Morgen neemt José Riga het met Standard op tegen Bergen, de club waarmee hij als hoofdtrainer in eerste klasse debuteerde. Wat hij in zes maanden Standard toonde, was alvast niet mis.

Er hangen donkergrijze wolken boven Luik. De Franstalige versie van de economische krant De Tijd pakt uit met de sombere conclusie van het rapport dat de Waalse overheid heeft besteld om na te gaan of de Luikse staalindustrie nieuw leven ingeblazen kan worden. Die conclusie luidt: de toekomst ziet er niet goed uit, redden wat er te redden valt.

Eerder in de week liet een slap Standard zich uit de beker van België stoten door Lierse, en dan is er nog de mercato die nog een week het evenwicht in de Standardselectie dreigt te verstoren.

José Riga: “De vorige mercato zorgde voor veel problemen. Niet alleen omdat er uiteindelijk meer spelers vertrokken dan vooraf ingeschat was – Mangala bijvoorbeeld – maar ook omdat een aantal anderen de hele tijd met muizenissen in het hoofd bleef rondlopen, en omdat de meeste nieuwe spelers pas op het eind van de transferperiode kwamen.”

Wie ziet u nu nog vertrekken?

“Ik wil het liefst dat al mijn sterkhouders het seizoen hier uitdoen, en dat er nog een paar versterkingen bij komen.”

Dan vraagt u dat toch gewoon aan Roland Duchâtelet?
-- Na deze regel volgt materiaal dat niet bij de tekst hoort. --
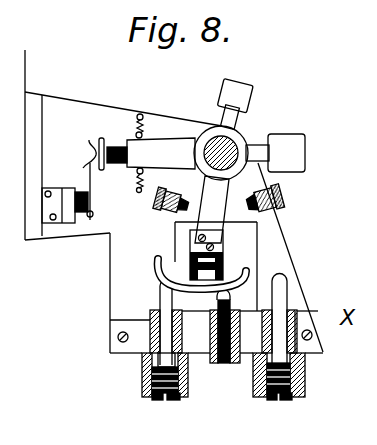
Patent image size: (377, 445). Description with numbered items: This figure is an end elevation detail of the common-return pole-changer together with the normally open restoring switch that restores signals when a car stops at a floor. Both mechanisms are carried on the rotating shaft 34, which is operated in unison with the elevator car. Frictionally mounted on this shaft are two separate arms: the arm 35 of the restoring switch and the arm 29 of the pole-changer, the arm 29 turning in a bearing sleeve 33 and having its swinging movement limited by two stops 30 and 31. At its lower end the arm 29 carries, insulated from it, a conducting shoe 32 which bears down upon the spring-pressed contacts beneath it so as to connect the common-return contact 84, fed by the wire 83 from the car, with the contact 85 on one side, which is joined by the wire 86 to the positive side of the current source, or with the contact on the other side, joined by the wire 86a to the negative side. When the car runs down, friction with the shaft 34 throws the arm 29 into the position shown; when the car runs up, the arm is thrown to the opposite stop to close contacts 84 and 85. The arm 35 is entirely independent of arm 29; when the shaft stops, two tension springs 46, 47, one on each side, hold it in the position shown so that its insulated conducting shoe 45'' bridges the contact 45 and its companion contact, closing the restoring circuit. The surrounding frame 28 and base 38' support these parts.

The housing 28 is at (128, 263).
The arm of the common-return pole-changer 29 is at (217, 207).
The stop 30 is at (168, 206).
The stop 31 is at (290, 197).
The conducting shoe 32 is at (223, 266).
The bearing sleeve 33 is at (246, 139).
The rotating shaft 34 is at (218, 130).
The arm of the normally open restoring switch 35 is at (151, 153).
The contact 45 is at (70, 181).
The insulated conducting shoe 45'' is at (79, 141).
The tension spring 46 is at (137, 187).
The tension spring 47 is at (138, 125).
The wire 83 is at (235, 395).
The contact 84 is at (223, 295).
The contact 85 is at (160, 289).
The wire 86 is at (300, 397).
The wire 86a is at (185, 397).
The base 38' is at (120, 437).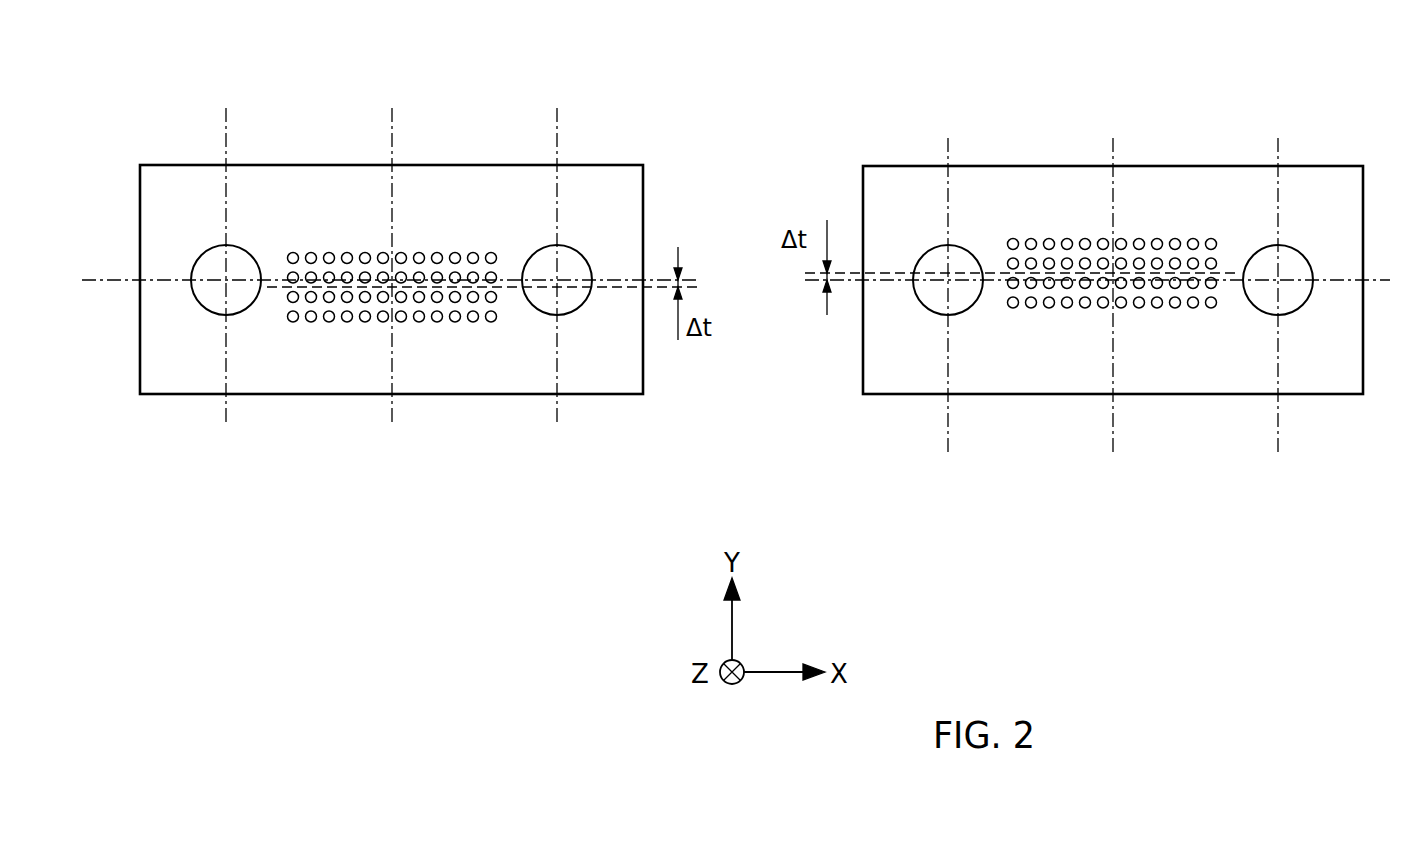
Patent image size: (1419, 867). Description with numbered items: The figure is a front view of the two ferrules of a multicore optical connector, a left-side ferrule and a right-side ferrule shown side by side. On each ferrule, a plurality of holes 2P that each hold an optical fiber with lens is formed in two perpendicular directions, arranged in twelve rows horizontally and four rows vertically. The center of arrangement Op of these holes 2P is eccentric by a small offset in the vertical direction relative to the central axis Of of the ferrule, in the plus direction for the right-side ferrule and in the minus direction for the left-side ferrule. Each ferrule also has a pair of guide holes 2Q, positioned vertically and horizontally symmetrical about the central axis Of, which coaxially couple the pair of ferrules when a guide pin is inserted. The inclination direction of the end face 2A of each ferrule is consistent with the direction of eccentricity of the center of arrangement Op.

The end face 2A is at (496, 183).
The guide hole 2Q is at (198, 270).
The hole 2P is at (329, 253).
The central axis Of is at (390, 278).
The center of arrangement Op is at (389, 288).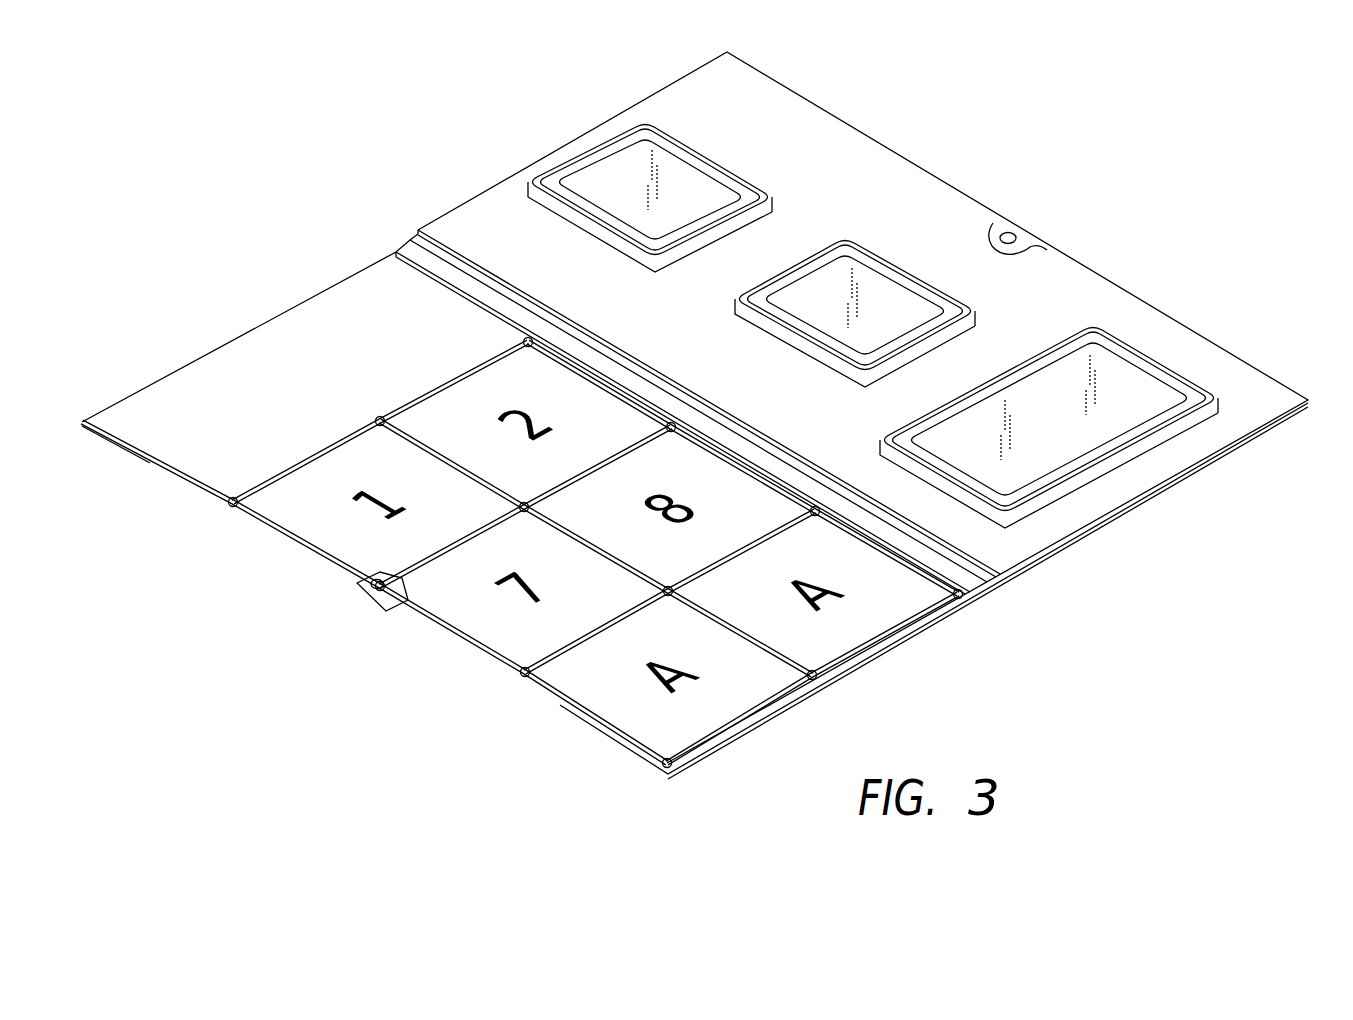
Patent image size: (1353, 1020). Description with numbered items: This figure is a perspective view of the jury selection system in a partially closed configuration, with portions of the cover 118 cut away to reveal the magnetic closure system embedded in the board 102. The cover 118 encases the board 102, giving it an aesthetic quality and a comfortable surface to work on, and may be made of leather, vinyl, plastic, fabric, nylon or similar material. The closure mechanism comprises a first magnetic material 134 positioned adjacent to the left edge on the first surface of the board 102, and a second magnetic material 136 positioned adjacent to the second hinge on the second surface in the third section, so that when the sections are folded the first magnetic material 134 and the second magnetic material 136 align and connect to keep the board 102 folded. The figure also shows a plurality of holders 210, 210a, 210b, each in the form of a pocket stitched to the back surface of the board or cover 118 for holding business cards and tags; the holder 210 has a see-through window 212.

The board 102 is at (388, 601).
The cover 118 is at (358, 564).
The first magnetic material 134 is at (381, 581).
The second magnetic material 136 is at (1010, 234).
The holder 210 is at (1101, 406).
The holder 210a is at (917, 277).
The holder 210b is at (715, 158).
The see-through window 212 is at (1178, 386).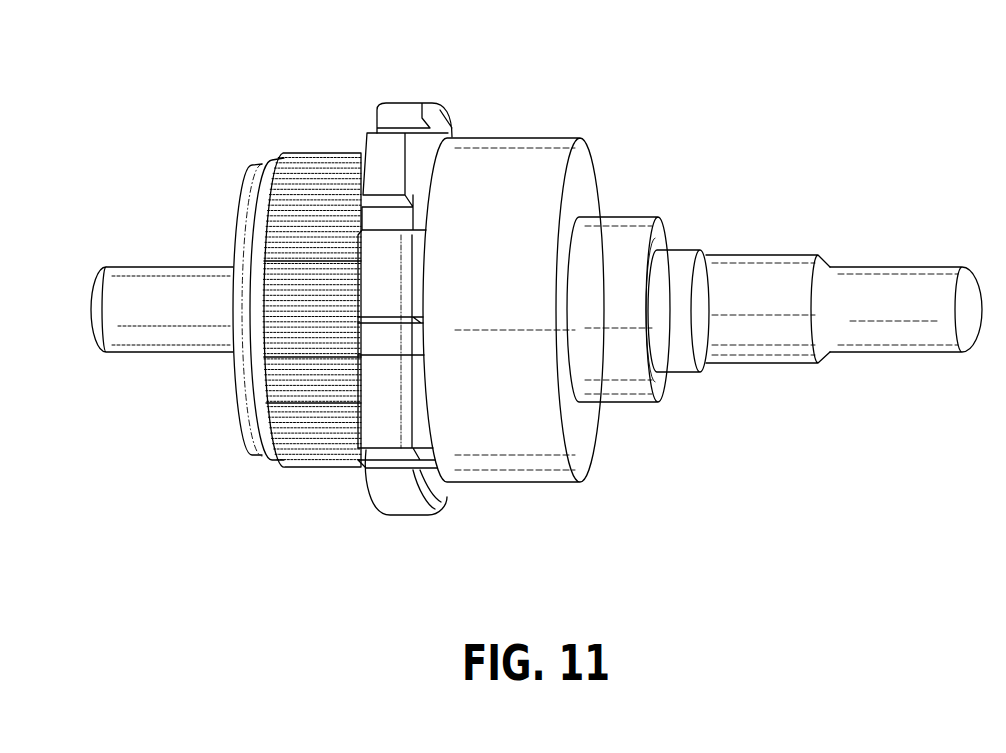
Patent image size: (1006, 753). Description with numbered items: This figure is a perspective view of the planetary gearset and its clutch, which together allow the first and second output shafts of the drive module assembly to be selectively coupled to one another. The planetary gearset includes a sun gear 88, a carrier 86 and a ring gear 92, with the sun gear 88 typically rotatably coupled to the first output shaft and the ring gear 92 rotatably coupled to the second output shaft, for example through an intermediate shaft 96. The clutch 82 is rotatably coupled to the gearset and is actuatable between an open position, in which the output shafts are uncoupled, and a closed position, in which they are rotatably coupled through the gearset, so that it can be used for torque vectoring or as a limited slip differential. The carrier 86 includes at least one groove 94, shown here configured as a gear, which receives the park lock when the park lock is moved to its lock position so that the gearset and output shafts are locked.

The clutch 82 is at (317, 173).
The carrier 86 is at (446, 137).
The sun gear 88 is at (142, 280).
The ring gear 92 is at (583, 180).
The groove 94 is at (393, 123).
The intermediate shaft 96 is at (778, 332).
“Zo simpel is het niet. Soms spelen er andere belangen, waar ik geen greep op heb, maar waar ik wel mee moet leven. Een trainer heeft een beperkte impact op zulke dingen. Het volstaat niet om te zeggen dat ik Tchitéen Kanu wil houden. Die onzekerheid destabiliseert de vestiaire.”

Als een van uw sterkhouders vertrekt, moet u dan uw ambities bijstellen?

“Dan wordt het moeilijker om te doen wat we beogen, tenzij er een evenwaardige vervanger komt die de Belgische competitie kent. Natuurlijk zou ik teleurgesteld zijn als we play-off 1 niet halen, maar om je werk te kunnen afmaken, moeten in je gereedschapskist wél de geschikte werktuigen zitten.”

Wat was het probleem met Franck Berrier? Toen hij speelde, ging er een zucht van verlichting door het stadion, later kwam hij niet meer in beeld, maar nu draait hij weer probleemloos mee bij Zulte Waregem.

“Voor mij lag Franck in balans met Nacho González. Eerst heb ik Franck zijn kans gegeven. Tegen Helsingborg en in Hannover ging dat heel goed. Toen hij wat minder presteerde, heb ik Nacho laten spelen. Beiden zijn aanvallend ingesteld, daarom zijn ze op hun best achter één diepe spits en niet in mijn 4-4-2-systeem. Ik heb centraal één keer gespeeld met twee aanvallende middenvelders: op Anderlecht. Dat is niet echt meegevallen.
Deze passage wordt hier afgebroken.